Pete Newell, one of the most influential coaches in the history of basketball, who won a national championship at the University of California in 1959, an Olympic championship in 1960, and whose camp became a required seminar in low-post play for generations of professional stars, died Monday in Rancho Santa Fe, Calif., near San Diego. He was 93.
Earl Schultz, a friend and caretaker who had been one of Newell’s former players at Cal, confirmed the death to The Associated Press, saying Newell had had smoking-related lung problems.
Like Hank Iba and Clair Bee, two other legends of college coaching at a time when the college game was far more popular than the professional game, Newell was a thoroughgoing master of basketball rudiments, a stickler if not a scientist regarding the fundamentals, a preacher of discipline on offense and tenacity on defense.
He was an innovator as well; according to Bill Fitch, a former coach of four N.B.A. teams, Newell was the first to use the “over-the-top” pass as an alternative to the bounce pass, and he found uses for the crosscourt pass, something conventional wisdom eschewed because of its risk of being intercepted. His stall strategy, called “three out, two in,” to protect a lead, predated the similar “four corners” technique popularized by Dean Smith at North Carolina.
Unlike Iba and Bee, however, Newell — who coached at Michigan State and the University of San Francisco as well as the University of California at Berkeley — wielded lasting influence with older players as well. His 1960 Olympic team was led by Jerry West and Oscar Robertson, who became two of the greatest guards in N.B.A. history.
“There is no way you can measure Pete’s impact on the game,” West, who starred for the Lakers, told The New York Times in the early 1990s.
Peter Francis Newell Jr. was born on Aug. 31, 1915, in Vancouver, British Columbia, the youngest of eight children, and he grew up in Los Angeles. His father was a quiet man, a carpenter and a devout Catholic, but his mother, Alice, led a lively social life and had dreams of her children becoming movie stars. Young Pete appeared in small roles in several movies — he claimed Eric von Stroheim once called him a dumkopf for ruining a scene — and said Jackie Coogan was chosen ahead of him for the title role in the Charlie Chaplin film “The Kid.” But he was happier on his own, off screen, fending for himself.
“By the time he was 10 years old, Pete Newell was a crack poker player, a dedicated coffee drinker and a retired Hollywood actor,” wrote Bruce Jenkins, the author of a 1999 biography of Newell, “A Good Man.”

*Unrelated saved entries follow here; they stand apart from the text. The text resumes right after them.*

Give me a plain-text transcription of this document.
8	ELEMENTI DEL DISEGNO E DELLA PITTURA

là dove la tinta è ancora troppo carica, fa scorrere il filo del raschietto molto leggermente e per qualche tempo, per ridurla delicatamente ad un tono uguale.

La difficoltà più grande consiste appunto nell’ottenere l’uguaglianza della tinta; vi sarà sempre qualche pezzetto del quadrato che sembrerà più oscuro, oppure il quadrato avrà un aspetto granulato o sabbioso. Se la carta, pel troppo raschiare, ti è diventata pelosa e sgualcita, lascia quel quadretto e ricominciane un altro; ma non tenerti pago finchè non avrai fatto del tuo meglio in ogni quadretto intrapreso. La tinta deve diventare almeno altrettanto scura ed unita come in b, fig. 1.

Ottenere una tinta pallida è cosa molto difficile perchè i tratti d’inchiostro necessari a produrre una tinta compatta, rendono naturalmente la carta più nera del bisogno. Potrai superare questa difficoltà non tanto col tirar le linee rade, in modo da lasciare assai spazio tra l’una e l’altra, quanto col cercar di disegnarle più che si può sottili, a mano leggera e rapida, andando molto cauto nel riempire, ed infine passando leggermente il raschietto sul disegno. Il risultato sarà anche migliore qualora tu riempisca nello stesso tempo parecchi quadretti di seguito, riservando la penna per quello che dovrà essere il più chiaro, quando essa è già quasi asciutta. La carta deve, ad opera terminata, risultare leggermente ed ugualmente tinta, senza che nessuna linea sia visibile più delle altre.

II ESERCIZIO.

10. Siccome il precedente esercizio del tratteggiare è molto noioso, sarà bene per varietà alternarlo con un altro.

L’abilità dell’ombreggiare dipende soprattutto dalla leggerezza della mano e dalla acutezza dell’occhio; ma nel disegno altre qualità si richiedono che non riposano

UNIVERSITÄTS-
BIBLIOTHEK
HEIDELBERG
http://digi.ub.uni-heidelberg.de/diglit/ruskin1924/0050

Newell went to Loyola University in Los Angeles (now called Loyola Marymount), and after serving in the Navy during World War II, he became the head basketball coach at the University of San Francisco (where he also coached baseball, golf and tennis). In 1949, his team won the National Invitation Tournament, at a time when it was the premier college basketball event. He coached at Michigan State from 1950 to 1954 and at Cal from 1954 through 1960. After winning the N.C.A.A. national championship in 1959, Cal returned to the finals the next year, losing to an Ohio State team that featured John Havlicek, Jerry Lucas and Bob Knight. His overall record for 14 seasons was 234-123, a winning percentage of .655.
Newell’s wife, Florence, died in 1984. He is survived by four sons.
Always an intense man who relied on coffee and cigarettes, Newell retired from coaching after his Olympic victory in 1960, when doctors warned that further stress would kill him.
From 1960 to 1968, he was the athletic director at Cal. In 1976, he began his “big man” camp with a single player, Kermit Washington. Last August, the 32nd session was held in Los Angeles. Besides Jabbar, its alumni have included Shaquille O’Neal, Bill Walton, Hakeem Olajuwon, James Worthy, Bernard King and dozens of other pros.